All cells contain mechanisms by which proteins are targeted to different cellular compartments. Co-translational targeting of proteins to cell membranes is mediated by the signal recognition particle (SRP), which recognizes the amino-terminal signal sequence of the nascent polypeptide and targets the translating ribosome to a membrane receptor. Structural and functional elements of the SRP ribonucleoprotein are highly phylogenetically conserved. One protein component of the particle, SRP54 or Ffh (in prokaryotes), is of particular interest because it provides specific recognition of the hydrophobic signal peptide and is also a GTPase which interacts directly with the membrane receptor. GTPases are a ubiquitous family of proteins which use the binding and hydrolysis of GTP to elicit various cellular functions - well studied GTPases are involved in translation, cell regulation, and signal transduction. This proposal is directed towards detailed protein structural understanding of the NG GTPase domain of Ffh. The results will contribute to our understanding of the role of this specific GTPase in the SRP pathway, and, more generally, give insight into how different GTPases build on a common core protein structure to elicit different cellular function. The project has three crystallographic objectives. To obtain highly refined ultra-high (1.0 Angstroms) resolution structural models of the apo- and GDP-bound NG GTPase from crystals now in hand. To improve existing MgGDP-form crystals so that we can describe that structure at a similar level of detail. And, to crystallize the MgGTP-bound NG GTPase using nonhydrolyzable nucleotide analogs or GTP, and to solve its crystal structure as well. The structural data, spanning the ligand states of the GTPase, will provide the basis for detailed and accurate analysis of the interaction between the protein, water, magnesium, and nucleotide. They should also reveal whether structural phenomena not resolved in structures at lower resolution - deviations of the protein stereochemistry, packing imperfections, and conformational substrates - may be relevant to GTPase function. The analyses will address the chemistry of the GTPase and the protein design principles which facilitate mobilization of different structural motifs during the cycle of GTP binding and hydrolysis.

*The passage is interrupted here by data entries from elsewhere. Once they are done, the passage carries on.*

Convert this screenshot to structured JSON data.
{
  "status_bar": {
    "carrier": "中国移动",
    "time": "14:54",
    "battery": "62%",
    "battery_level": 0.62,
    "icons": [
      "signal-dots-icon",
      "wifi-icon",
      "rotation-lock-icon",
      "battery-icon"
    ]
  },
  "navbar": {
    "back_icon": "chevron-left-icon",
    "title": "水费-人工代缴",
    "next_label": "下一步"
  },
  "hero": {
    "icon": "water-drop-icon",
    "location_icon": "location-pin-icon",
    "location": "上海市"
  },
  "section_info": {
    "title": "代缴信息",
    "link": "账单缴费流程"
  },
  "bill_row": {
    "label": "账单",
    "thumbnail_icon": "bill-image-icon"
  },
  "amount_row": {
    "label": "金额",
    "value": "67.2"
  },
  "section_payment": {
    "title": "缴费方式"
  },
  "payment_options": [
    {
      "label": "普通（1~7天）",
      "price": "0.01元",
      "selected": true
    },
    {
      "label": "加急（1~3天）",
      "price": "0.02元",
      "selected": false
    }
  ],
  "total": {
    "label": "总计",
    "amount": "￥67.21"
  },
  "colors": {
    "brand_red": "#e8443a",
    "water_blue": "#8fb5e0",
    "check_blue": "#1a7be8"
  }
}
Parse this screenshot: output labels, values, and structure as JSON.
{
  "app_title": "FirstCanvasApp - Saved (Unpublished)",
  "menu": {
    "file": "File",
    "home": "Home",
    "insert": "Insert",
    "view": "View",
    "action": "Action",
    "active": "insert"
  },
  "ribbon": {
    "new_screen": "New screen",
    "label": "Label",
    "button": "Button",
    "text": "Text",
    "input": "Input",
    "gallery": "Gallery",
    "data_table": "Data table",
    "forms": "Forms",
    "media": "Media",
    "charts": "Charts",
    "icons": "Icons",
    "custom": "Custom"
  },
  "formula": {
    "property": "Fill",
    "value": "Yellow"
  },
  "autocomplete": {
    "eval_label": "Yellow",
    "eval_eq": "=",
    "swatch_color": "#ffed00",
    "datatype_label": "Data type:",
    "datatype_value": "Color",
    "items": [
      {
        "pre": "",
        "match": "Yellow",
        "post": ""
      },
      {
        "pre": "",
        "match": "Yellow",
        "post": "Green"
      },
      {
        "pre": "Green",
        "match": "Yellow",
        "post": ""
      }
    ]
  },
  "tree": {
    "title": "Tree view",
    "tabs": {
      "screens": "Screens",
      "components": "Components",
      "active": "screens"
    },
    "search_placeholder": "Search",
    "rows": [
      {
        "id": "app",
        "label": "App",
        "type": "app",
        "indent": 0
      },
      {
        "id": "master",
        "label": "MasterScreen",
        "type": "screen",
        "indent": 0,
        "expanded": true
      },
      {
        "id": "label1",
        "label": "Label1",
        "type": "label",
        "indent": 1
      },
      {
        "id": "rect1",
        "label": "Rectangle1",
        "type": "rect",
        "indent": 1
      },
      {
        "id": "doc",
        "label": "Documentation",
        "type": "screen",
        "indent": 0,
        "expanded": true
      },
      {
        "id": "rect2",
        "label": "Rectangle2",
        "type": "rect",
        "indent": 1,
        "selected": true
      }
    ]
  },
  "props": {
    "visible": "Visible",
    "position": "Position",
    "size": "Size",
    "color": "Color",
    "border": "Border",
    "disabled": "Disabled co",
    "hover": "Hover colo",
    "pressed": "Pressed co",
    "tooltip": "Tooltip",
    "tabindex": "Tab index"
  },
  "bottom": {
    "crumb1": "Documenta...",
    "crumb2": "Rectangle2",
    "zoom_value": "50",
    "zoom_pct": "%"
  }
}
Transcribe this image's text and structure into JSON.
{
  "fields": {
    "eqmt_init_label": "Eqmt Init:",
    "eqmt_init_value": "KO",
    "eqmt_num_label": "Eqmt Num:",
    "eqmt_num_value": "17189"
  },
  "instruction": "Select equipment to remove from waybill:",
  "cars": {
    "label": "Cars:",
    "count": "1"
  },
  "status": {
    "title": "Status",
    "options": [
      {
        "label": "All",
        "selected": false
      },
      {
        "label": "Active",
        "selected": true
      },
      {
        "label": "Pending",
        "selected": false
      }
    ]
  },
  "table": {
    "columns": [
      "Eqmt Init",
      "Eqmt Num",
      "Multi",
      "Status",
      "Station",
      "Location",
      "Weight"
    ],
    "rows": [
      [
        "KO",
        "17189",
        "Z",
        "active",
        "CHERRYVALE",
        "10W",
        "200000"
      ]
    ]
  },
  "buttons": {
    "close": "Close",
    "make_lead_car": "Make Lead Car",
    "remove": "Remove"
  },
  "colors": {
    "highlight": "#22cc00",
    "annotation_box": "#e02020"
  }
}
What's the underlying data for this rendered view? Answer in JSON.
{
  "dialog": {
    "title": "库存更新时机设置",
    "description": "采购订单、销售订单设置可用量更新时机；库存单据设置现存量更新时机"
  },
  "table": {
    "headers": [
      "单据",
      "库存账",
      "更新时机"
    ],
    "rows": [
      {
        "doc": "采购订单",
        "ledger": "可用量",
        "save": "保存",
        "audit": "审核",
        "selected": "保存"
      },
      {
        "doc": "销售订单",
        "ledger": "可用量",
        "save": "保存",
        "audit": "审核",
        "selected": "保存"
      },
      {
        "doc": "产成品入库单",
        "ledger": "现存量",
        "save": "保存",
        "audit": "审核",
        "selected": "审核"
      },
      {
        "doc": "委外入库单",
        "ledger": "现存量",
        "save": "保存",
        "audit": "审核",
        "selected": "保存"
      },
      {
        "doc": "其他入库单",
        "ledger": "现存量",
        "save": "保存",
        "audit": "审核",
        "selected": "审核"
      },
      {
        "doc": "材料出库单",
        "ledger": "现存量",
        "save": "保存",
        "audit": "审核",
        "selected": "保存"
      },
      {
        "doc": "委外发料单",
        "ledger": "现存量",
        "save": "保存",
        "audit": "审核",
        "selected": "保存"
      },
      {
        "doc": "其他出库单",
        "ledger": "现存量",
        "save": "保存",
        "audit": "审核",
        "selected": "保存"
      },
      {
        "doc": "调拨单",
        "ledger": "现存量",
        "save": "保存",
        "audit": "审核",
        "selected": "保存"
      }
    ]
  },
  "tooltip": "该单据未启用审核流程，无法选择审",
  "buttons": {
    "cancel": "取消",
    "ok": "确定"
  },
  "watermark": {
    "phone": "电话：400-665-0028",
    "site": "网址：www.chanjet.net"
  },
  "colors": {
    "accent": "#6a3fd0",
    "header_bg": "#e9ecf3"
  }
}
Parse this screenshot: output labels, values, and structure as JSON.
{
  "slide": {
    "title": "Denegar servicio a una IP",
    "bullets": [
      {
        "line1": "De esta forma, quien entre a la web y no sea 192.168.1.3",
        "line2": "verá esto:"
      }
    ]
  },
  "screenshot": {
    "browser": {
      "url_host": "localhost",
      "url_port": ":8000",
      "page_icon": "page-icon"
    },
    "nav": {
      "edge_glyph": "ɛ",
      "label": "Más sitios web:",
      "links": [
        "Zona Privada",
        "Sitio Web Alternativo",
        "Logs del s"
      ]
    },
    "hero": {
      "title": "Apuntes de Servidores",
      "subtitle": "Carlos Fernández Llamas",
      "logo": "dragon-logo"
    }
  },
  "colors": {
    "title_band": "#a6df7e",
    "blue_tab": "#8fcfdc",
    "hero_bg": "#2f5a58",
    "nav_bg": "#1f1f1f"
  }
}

所有细胞都含有蛋白质靶向不同细胞区室的机制。 蛋白质共翻译靶向细胞膜是由信号识别颗粒 (SRP) 介导的，该颗粒识别新生多肽的氨基末端信号序列并将翻译核糖体靶向膜受体。 SRP 核糖核蛋白的结构和功能元件在系统发育上高度保守。 颗粒的一种蛋白质成分 SRP54 或 Ffh（在原核生物中）特别令人感兴趣，因为它提供了疏水信号肽的特异性识别，并且也是直接与膜受体相互作用的 GTP 酶。 GTP 酶是一个普遍存在的蛋白质家族，它利用 GTP 的结合和水解来引发各种细胞功能 - 经过充分研究的 GTP 酶涉及翻译、细胞调节和信号转导。 该提案旨在详细了解 Ffh 的 NG GTPase 结构域的蛋白质结构。 这些结果将有助于我们了解这种特定 GTP 酶在 SRP 途径中的作用，更广泛地说，有助于深入了解不同的 GTP 酶如何在共同的核心蛋白结构上构建以引发不同的细胞功能。该项目具有三个晶体学目标。 从现有晶体中获得高度精炼的超高（1.0 埃）分辨率的 apo 和 GDP 结合 NG GTPase 结构模型。 改进现有的 MgGDP 形式晶体，以便我们能够以类似的细节水平描述该结构。 并且，使用不可水解的核苷酸类似物或GTP使MgGTP结合的NG GTPase结晶，并解析其晶体结构。涵盖 GTP 酶配体状态的结构数据将为详细、准确地分析蛋白质、水、镁和核苷酸之间的相互作用提供基础。 他们还应该揭示在较低分辨率的结构中未解决的结构现象（蛋白质立体化学的偏差、包装缺陷和构象底物）是否可能与 GTP 酶功能相关。分析将涉及 GTP 酶的化学性质和蛋白质设计原理，这些原理有助于在 GTP 结合和水解循环中调动不同的结构基序。